8. En premier lieu, aux termes de l'article L. 228 du code électoral : " (...) Sont éligibles au conseil municipal tous les électeurs de la commune et les citoyens inscrits au rôle des contributions directes ou justifiant qu'ils devaient y être inscrits au 1er janvier de l'année de l'élection (...) ". Il résulte de ces dispositions que sont notamment éligibles les personnes qui remplissent effectivement la condition de domicile exigée par l'article L. 11 du code électoral. S'il n'appartient pas au juge de l'élection d'apprécier si un électeur inscrit sur les listes électorales remplit effectivement la condition de domicile exigée par ces dispositions, il lui incombe de rechercher si des manoeuvres dans l'établissement de la liste électorale ont altéré la sincérité du scrutin. Toutefois, Mme H..., en se bornant à mettre en cause l'éligibilité de différents candidats au motif qu'ils ne résideraient pas à Aubusson, n'établit ni même n'allègue l'existence d'une manoeuvre affectant l'établissement de la liste électorale.

9. En deuxième lieu, si Mme H... fait grief à M. C..., ainsi qu'à Mme S..., candidate en quatrième position sur la liste " Aubusson, naturellement ", d'avoir diffusé sur le compte Facebook de cette liste l'appel suivant : " procurations, (...) nous pouvons porter votre voix, contactez-nous ", les termes de cette publication ne sauraient établir que leurs auteurs se seraient faussement présentés comme ayant qualité pour dresser des actes de procuration en méconnaissance des dispositions de l'article R. 72 du code électoral.

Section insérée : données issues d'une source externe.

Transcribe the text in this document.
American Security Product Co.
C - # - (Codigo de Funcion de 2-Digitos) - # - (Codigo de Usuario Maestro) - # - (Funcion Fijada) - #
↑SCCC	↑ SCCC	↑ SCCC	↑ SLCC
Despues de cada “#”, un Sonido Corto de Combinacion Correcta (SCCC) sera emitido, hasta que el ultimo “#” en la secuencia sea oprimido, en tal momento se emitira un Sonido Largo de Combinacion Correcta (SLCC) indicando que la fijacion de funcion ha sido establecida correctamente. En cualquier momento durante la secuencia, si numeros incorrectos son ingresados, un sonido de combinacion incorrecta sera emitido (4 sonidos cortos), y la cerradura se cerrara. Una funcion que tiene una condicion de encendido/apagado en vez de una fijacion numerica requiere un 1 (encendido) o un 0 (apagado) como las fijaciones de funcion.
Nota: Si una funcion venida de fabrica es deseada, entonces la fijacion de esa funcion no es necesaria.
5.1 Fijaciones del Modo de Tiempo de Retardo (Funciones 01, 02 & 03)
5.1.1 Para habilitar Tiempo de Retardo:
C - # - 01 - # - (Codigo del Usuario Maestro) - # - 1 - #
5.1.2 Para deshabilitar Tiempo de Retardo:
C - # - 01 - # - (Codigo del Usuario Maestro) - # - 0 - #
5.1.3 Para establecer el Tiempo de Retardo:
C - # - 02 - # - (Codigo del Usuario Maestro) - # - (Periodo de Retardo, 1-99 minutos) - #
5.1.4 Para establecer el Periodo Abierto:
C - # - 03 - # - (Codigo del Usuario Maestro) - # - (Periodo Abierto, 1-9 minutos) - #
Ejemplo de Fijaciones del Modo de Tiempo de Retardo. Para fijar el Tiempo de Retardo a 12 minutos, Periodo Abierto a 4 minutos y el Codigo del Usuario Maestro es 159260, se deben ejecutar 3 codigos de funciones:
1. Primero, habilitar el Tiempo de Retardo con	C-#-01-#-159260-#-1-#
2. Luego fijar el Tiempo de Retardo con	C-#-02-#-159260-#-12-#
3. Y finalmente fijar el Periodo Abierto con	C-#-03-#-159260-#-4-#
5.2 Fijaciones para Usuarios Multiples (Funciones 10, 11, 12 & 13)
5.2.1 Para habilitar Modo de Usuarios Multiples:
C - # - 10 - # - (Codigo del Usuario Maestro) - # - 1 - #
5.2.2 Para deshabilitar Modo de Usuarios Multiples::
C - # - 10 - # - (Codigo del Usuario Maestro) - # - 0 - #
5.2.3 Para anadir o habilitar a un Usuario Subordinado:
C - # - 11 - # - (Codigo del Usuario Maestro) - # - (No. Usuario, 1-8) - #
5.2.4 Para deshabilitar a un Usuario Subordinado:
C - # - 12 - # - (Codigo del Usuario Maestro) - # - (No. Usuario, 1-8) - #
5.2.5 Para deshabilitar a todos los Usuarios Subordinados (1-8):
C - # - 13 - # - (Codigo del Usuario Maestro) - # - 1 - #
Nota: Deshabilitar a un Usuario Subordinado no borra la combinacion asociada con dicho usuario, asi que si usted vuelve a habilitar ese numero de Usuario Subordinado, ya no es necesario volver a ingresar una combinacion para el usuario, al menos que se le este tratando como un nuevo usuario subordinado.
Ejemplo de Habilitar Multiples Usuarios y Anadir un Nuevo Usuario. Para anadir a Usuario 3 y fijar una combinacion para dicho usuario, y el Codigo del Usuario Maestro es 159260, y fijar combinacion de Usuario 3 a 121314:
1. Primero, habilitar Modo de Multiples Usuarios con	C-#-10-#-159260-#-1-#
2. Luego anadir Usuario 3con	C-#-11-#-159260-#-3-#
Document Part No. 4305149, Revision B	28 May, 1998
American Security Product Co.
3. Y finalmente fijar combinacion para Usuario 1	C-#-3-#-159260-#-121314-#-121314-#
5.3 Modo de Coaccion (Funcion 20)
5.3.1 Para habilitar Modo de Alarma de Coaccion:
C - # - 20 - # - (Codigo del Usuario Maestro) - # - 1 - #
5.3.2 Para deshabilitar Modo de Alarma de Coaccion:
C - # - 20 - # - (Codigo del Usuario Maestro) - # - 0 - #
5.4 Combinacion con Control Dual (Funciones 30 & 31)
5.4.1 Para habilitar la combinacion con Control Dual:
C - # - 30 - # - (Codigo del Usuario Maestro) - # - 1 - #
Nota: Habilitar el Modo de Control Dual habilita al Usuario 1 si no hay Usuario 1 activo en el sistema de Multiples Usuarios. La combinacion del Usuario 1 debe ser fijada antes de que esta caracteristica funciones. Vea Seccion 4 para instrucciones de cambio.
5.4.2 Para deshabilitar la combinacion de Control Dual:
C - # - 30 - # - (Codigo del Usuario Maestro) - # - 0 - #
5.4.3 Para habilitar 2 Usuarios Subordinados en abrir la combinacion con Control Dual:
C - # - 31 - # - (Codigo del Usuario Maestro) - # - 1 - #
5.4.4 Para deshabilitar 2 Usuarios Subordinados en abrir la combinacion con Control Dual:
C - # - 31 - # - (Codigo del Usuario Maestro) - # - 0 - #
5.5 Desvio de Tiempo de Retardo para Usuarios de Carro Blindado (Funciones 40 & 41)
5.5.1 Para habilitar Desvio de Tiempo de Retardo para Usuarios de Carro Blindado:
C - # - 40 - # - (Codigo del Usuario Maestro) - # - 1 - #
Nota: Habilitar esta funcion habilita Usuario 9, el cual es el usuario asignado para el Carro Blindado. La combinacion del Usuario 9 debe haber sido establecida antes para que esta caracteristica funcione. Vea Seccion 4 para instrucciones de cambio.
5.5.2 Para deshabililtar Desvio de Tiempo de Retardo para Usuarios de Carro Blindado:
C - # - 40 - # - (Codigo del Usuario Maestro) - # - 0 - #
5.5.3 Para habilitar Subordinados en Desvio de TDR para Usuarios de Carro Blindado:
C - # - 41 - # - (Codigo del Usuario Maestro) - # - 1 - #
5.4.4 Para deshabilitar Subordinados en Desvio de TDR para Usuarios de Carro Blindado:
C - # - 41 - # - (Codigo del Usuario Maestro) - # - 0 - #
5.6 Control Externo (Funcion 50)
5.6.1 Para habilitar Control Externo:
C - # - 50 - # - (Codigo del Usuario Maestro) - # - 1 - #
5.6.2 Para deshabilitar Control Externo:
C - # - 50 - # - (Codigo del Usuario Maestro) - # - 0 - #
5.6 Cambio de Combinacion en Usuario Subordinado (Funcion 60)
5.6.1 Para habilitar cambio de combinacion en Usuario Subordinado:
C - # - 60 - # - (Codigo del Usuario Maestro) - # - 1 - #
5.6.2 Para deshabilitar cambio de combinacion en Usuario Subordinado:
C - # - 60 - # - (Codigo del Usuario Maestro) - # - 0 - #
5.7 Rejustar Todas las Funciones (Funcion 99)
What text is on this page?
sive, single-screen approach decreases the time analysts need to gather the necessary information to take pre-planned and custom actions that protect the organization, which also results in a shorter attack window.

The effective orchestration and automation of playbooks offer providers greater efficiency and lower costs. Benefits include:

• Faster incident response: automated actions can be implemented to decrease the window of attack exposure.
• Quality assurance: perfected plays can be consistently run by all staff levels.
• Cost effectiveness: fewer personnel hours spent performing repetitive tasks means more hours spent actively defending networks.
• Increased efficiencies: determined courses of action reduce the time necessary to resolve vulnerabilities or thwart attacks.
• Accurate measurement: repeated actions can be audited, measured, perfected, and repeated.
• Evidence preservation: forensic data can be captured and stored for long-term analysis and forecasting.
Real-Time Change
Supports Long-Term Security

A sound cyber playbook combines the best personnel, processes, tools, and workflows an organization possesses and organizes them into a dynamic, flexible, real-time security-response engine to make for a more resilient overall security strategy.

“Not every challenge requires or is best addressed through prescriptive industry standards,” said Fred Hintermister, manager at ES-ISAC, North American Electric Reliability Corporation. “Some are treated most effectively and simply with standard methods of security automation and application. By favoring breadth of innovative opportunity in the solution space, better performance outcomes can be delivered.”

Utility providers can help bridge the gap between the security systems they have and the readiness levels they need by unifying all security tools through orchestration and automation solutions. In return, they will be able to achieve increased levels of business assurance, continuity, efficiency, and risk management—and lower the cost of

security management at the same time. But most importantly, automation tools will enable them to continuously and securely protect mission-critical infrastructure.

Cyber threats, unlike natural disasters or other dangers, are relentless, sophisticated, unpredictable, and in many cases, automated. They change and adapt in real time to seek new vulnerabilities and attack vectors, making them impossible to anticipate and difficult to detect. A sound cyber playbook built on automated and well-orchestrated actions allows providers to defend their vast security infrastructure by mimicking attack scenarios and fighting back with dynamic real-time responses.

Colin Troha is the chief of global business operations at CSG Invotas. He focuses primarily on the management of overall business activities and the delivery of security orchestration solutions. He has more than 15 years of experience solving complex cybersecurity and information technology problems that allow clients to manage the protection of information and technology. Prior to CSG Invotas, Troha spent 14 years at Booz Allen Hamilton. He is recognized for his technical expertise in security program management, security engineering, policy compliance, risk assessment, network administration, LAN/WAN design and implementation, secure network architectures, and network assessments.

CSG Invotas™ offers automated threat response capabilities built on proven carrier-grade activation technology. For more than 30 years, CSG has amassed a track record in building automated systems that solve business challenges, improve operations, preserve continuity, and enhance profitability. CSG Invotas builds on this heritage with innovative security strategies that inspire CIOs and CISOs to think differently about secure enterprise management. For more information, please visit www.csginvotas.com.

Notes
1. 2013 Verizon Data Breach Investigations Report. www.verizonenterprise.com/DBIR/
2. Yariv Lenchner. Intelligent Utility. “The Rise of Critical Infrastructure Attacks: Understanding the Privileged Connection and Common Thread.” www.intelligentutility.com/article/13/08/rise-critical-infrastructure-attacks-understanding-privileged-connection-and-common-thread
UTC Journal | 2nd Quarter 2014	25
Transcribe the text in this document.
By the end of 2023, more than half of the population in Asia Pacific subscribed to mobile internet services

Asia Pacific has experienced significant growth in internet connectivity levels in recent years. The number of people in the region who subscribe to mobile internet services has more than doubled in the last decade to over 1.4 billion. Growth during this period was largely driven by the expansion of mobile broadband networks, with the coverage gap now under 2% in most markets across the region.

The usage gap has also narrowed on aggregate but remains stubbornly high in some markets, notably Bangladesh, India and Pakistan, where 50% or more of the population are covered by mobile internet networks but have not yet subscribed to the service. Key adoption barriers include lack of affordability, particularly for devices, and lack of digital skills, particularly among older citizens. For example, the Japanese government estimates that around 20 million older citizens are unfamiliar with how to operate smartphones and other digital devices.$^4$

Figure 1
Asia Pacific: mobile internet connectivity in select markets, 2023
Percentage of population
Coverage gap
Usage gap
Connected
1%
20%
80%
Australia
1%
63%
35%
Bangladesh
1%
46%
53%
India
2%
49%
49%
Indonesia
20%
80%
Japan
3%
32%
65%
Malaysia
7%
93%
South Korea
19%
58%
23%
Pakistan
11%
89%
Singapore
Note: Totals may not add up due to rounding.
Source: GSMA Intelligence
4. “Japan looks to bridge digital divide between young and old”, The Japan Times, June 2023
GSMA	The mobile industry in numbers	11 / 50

10. En troisième lieu, il résulte de l'instruction que, par délibération du 4 juin 2020, le conseil municipal d'Aubusson a créé un " fonds d'urgence et de solidarité ", destiné à financer des aides directes et indirectes en faveur du commerce local, qui ont notamment pris la forme de la distribution à chaque habitant de la commune d'Aubusson d'un bon d'achat d'une valeur unitaire de 10 euros. Cette action entendait contribuer à relancer et sauvegarder les commerces de proximité sur le territoire de la commune après les mesures de fermeture administrative décidées pour faire face à la propagation de l'épidémie de covid-19 et ne pouvait, par suite, avoir lieu à une autre période. Les propos par lesquels le maire sortant a présenté son intention de présenter cette proposition de délibération, repris par la presse, présentent un caractère informatif, ne font pas allusion au scrutin à venir et sont exempts de polémique électorale. S'il est regrettable que cette action ait également été le sujet d'une vidéo publiée sur le compte Facebook de la liste " Aubusson, naturellement ", les termes employés dans cette vidéo, saluant une décision prise à l'unanimité par le conseil municipal, sont également exempts de polémique. Dans ces conditions, Mme H... n'est pas fondée à soutenir que l'action en cause et la communication dont elle a été accompagnée constitueraient des pressions sur les électeurs de nature à altérer la sincérité du scrutin ou une campagne de promotion des réalisations de la collectivité interdite par les dispositions de l'article L. 52-1 du code électoral.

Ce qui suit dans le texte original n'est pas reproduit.